FIG. 2.

Analysis of the interaction region of Cet1. (A) Amino acid sequence alignment between Cet1 (GenBank accession no. AB008799, residues 235 to 265 [39]) and CaCET1 (AB016242, residues 196 to 226 [44]). Asterisks indicate the residues of Cet1 mutated in this study. (B) Phenotypes of site-directed mutants. Wild-type CET1 and six mutant alleles were transformed into YSB533 (−FOA) and tested for complementation by plasmid shuffling (+FOA). Alleles that supported viability were further tested for growth at 30 and 37°C. The coding changes and phenotypes of the alleles are listed to the right. ts, temperature sensitivity; sl, synthetic lethality. ceg1–250 is a temperature-sensitive allele of CEG1 (7). (C) Immunoblot analysis of mutant proteins. YSB710 containing the Cet1(205–549) allele was transformed with pRS313 (lanes 2 and 3), pRS313-CET1 (lanes 4 and 5), pRS313-cet1-446 (lanes 6 and 7), and pRS313-cet1-448 (lanes 8 and 9).
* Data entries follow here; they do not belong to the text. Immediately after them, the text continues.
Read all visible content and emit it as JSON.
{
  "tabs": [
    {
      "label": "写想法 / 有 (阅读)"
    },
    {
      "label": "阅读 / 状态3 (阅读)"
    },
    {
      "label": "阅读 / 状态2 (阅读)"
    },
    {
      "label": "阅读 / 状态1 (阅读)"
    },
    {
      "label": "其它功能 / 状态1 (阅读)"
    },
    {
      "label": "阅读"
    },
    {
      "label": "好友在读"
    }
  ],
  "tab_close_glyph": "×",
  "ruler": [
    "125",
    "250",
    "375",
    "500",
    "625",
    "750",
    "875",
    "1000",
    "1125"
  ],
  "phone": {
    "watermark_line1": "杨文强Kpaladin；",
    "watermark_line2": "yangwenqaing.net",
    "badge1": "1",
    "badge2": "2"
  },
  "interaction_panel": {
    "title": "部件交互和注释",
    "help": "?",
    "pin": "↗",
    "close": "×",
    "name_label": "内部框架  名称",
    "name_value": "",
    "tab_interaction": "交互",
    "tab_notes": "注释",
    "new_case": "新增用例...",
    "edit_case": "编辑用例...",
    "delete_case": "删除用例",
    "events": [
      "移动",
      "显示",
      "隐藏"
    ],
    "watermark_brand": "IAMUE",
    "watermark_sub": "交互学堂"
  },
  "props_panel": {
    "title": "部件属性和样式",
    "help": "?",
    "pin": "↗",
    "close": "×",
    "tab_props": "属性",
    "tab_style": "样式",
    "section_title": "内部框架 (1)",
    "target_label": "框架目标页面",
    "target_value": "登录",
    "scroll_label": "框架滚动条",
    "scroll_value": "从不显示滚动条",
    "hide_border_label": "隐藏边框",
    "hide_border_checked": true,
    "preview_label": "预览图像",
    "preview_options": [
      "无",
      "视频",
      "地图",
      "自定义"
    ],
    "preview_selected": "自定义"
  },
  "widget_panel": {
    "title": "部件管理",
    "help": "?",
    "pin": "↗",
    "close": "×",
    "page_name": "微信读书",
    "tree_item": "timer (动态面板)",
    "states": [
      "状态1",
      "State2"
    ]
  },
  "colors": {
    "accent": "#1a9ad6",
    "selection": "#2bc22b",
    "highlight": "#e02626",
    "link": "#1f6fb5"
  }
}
Lane 1 had the extract from wild-type yeast. Cultures of 100 ml of the indicated strains were grown at 30°C to an optical density at 600 nm of 0.4. Cultures were split, resuspended in 50 ml of medium prewarmed to the indicated temperature, and further cultured for 90 min at that temperature. Twenty micrograms of whole-cell extract from each culture was analyzed by immunoblotting with anti-Cet1 antibody.